This document specifies PWM hardware IP (HWIP) functionality. This module conforms to the Comportable guideline for peripheral functionality. See that document for integration overview within the broader top-level system.
- Pulse-width modulated (PWM) with adjustable duty cycle
- Suitable for general-purpose use, but primarily designed for control of tri-color LEDs
- Parameterizable number of output channels
- Separate clock domains for TL-UL I/O vs. core operations
- PWM operation can continue in low-power state.
- Independent control of duty cycle, phase, and polarity for all channels
- Programmable resolution (1 to 16 bits) in adjusting the output duty cycle and phase
- All output channels are driven at the same pulse frequency, which is selected by a 27-bit clock divider
- Hardware-controlled blink feature
- Blinking channel toggles between two separably programmable duty cycles
- Blink timing is independently programmable for each channel
- “Heartbeat” blink mode
- Output duty cycle linearly increments and decrements between two programmable values
- Step size and step frequency are independently programmable for each channel
- Channels can be configured to blink synchronously or independently
- All duty cycle settings are independently programmable
The PWM IP is primarily designed to drive a parameterizable number of pulse-width modulated outputs with periodic pulses each with a programmable frequency, phase, and duty cycle (i.e. the ratio between the pulse duration and the overall period between pulses.)
The phase and duty cycle of each output channel can then be controlled with programmable resolution, from 1-bit (half-cycle resolution) to 16-bit (in which case pulse width and timing can be controlled to one part in 216 relative to the pulse period)
By default the output pulses are active-high, however the polarity can also be inverted by firmware.
For operation in low-power modes, the PWM IP core runs from a second clock, independent of the TL-UL bus clock.
All outputs are pulsed at a common clock frequency, which can be controlled relative to the PWM core clock by a 27-bit clock divider. The overall pulse frequency depends on this clock-divider and the phase-resolution.
The primary application is to control tri-color LEDs. The intensity of each LED channel can be adjusted by varying the duty cycle of the PWM outputs. The IP provides capabilities for driving a trio of RGB LEDs at any 24-bit RGB-color combination. It principle, this requires a minimum of 8-bits of programmable duty cycle resolution for each output. However, the proper mapping of LED duty-cycles to perceived colors will depend on many factors, such as non-linear response function of the chosen LED and the choice of current driver. Thus the IP provides up to 16-bits of duty cycle resolution, to allow for fine-grain duty cycle control. The resolution can be also reduced down as low as 1-bit, to allow for more frequent pulses when connected to a low-frequency, low-power bus.
This IP only controls the timing of the PWM drive signal. The drive current must be managed by the system designer by including the appropriate off-chip circuitry. For instance, in the LED-drive use-case, various off-chip solutions exist for controlling the current, such as selection of an appropriate series resistance, or the use of an external fixed-current LED drive IC. Some limited possibilities for current control may also exist in a top-level ASIC design. However, such configuration options are outside the scope of this document.
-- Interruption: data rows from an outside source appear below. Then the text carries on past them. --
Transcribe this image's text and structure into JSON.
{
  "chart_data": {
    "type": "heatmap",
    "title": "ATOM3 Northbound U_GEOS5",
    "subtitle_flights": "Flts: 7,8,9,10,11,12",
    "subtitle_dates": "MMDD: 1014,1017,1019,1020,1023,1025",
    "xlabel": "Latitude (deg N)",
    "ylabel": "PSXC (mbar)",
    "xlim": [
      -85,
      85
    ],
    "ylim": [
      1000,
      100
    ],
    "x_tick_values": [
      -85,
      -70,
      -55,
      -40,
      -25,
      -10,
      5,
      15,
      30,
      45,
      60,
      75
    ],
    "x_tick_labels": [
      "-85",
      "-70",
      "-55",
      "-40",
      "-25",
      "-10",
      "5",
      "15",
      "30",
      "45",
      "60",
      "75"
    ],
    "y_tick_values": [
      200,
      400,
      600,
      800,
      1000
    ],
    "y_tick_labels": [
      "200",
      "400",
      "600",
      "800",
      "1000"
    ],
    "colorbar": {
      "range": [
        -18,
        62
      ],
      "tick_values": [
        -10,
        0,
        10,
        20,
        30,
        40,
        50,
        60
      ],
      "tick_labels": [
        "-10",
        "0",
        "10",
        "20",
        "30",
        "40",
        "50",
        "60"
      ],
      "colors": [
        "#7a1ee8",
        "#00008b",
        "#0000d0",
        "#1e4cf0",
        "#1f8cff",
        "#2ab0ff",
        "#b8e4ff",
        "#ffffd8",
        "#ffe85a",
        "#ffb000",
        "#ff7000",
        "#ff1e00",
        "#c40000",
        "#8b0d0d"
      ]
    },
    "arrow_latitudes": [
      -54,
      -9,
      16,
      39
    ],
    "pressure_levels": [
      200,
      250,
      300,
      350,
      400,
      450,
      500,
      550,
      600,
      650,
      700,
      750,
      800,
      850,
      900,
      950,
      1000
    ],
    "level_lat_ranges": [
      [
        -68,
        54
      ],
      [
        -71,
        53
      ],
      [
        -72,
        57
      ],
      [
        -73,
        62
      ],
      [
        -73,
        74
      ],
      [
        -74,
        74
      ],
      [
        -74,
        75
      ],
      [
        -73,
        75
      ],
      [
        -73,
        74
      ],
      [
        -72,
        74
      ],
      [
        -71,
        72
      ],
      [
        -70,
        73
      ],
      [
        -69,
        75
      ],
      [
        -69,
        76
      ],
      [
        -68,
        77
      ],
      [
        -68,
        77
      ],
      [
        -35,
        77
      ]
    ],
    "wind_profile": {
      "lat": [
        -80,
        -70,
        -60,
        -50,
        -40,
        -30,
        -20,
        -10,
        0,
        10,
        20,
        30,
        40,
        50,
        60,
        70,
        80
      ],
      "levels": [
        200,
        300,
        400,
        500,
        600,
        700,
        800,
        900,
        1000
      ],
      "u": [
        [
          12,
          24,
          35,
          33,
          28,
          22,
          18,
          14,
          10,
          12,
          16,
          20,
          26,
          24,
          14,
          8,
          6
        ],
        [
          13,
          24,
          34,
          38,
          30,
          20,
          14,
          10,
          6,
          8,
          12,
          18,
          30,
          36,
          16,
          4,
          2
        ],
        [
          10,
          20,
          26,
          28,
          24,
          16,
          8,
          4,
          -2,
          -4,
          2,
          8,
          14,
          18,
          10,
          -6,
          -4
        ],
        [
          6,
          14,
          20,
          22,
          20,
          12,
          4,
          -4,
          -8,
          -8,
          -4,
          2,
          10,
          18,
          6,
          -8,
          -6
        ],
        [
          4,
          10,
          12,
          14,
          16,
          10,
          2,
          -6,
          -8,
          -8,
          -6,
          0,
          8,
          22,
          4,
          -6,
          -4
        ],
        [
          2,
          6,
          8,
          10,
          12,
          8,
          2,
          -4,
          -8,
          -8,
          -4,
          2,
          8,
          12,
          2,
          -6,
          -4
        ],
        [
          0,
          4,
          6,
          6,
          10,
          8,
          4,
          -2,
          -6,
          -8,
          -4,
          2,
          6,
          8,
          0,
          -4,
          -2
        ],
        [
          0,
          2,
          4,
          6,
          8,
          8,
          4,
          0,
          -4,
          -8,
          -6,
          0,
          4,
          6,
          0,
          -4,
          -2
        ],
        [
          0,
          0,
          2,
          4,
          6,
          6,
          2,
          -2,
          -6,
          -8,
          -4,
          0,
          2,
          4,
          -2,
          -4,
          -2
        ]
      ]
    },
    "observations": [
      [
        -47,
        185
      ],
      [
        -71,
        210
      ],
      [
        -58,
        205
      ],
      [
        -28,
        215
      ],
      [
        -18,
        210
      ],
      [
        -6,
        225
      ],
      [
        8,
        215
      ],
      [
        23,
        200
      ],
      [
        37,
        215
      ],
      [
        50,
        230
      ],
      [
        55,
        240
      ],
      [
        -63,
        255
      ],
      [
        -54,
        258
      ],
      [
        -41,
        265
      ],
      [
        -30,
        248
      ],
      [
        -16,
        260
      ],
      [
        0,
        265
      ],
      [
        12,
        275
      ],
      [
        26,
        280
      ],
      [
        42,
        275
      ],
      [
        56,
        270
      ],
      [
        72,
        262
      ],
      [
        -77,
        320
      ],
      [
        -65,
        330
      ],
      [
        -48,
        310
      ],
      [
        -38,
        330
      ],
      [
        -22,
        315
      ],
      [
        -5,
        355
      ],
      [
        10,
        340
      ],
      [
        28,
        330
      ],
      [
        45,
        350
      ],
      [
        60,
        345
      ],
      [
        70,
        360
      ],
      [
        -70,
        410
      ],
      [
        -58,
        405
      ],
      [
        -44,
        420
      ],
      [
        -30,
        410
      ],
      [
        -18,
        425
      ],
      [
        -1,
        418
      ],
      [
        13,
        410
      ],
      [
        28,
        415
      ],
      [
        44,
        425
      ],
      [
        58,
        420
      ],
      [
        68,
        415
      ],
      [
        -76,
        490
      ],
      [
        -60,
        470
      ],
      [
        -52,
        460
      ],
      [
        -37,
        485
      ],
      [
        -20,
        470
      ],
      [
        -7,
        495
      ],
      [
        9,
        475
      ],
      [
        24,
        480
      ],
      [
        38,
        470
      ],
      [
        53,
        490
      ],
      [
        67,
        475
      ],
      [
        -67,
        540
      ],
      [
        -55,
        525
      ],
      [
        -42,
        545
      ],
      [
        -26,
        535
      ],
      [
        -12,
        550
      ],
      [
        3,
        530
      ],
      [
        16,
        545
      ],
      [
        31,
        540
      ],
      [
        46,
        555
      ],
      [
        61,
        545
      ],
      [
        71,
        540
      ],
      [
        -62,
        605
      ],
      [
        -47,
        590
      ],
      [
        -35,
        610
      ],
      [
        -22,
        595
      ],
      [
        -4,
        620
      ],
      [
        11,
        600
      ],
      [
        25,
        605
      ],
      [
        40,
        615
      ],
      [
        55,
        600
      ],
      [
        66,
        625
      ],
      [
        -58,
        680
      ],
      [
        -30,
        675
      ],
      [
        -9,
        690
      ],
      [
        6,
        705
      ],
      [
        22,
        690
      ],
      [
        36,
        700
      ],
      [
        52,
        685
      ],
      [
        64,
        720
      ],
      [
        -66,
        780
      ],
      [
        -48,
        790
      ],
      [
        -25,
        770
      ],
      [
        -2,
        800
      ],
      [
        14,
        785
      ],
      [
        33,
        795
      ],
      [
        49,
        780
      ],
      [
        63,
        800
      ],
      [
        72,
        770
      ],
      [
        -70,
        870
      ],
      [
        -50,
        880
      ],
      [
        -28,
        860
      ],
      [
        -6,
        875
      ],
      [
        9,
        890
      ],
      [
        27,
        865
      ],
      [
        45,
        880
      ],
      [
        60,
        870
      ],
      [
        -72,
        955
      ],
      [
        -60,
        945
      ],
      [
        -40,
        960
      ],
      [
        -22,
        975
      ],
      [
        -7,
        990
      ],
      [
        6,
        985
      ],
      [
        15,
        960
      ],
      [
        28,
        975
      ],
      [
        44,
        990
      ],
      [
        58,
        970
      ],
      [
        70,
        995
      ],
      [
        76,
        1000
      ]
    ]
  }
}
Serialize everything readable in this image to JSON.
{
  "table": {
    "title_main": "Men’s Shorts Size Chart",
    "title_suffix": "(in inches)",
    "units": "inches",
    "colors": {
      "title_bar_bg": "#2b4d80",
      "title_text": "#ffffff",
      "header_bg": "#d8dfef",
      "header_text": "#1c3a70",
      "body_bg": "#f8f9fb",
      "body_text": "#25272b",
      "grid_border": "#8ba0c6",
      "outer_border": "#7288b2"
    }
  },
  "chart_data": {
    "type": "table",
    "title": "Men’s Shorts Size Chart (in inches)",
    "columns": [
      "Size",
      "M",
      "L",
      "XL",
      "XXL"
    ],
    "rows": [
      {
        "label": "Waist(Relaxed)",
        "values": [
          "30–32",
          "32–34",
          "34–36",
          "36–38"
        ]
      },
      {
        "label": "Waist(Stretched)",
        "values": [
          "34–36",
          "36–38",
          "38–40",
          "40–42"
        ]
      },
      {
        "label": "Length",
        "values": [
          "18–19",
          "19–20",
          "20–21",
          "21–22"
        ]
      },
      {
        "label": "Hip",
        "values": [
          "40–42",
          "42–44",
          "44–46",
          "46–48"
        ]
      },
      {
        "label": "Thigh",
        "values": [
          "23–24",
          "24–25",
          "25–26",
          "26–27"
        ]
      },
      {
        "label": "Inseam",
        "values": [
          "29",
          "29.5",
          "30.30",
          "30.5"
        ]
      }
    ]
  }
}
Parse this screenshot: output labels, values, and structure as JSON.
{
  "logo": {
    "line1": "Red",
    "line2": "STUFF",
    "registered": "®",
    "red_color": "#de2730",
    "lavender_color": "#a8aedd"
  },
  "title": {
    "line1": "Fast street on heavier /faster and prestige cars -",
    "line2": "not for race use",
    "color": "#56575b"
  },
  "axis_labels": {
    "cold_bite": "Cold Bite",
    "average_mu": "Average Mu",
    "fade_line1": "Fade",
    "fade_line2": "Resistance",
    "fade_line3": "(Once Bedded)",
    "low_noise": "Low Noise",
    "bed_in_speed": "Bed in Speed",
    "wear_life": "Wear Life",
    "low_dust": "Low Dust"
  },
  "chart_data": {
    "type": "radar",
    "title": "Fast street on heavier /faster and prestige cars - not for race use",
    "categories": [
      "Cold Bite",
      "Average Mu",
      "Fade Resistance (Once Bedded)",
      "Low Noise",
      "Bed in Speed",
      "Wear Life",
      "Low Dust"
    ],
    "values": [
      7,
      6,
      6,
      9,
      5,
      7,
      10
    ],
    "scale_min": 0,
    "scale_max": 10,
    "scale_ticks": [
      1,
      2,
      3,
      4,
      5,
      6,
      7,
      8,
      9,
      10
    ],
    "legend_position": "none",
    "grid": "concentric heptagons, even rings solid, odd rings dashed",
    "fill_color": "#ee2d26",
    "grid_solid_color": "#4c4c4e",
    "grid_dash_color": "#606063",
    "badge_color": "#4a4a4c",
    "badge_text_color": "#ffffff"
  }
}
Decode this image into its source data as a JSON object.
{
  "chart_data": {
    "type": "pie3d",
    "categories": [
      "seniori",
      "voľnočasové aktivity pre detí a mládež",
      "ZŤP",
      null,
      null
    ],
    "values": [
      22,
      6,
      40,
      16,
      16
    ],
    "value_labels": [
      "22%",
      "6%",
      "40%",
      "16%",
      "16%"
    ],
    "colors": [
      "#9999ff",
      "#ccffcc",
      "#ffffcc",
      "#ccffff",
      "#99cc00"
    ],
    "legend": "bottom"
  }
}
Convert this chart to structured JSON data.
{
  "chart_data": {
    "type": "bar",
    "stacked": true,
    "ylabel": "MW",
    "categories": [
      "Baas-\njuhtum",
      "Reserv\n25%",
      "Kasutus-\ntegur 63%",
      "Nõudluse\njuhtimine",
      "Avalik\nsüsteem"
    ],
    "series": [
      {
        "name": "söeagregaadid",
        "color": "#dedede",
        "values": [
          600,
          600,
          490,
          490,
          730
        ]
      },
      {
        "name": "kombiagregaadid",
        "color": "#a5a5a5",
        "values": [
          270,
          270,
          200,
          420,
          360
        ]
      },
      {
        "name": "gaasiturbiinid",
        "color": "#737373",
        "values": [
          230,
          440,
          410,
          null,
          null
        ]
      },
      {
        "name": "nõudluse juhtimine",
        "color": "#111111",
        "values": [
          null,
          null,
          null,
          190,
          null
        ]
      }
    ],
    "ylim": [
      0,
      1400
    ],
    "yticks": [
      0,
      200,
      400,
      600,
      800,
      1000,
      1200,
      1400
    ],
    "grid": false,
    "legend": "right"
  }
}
In order to support a variety of drive configurations, the polarity of each channel may be inverted.
The PWM IP is also suitable for driving other outputs, such as servo motors. In some applications, the user may wish to stagger outputs to limit the overall magnitude of current spikes in the complete system. Thus each output also has a phase control register, with up to 16-bit resolution. In security applications it is the system-designer’s responsibility to ensure that improper configuration of the phase control registers does not pose a security risk to the overall system (due to, for instance, a denial of service attack through the PWM configuration).
The PWM IP provides a hardware-controlled blink feature, which can periodically toggle the output between two states with separate duty cycles. This feature can be used to significantly reduce the output duty cycle (blink-off), or, in the case of tri-color LEDs, toggle the apparent LED color between the two settings. This feature is enabled on a per-channel basis, and for each blinking channel, the blink period and blink duty cycle are programmed in terms of the number of pulses generated in either state.
As a variant of the blink feature, the output duty cycle can also be programmed to linearly increase and decrease in time. In this “heartbeat” mode, the duty cycle increments by a programmable amount after a programmable number of pulses, starting at some firmware-selected initial duty cycle. Once the internal duty cycle reaches the target value, the internal duty cycle begins to decrement until it returns to the initial value, at which point the cycle repeats until heartbeat mode is disabled.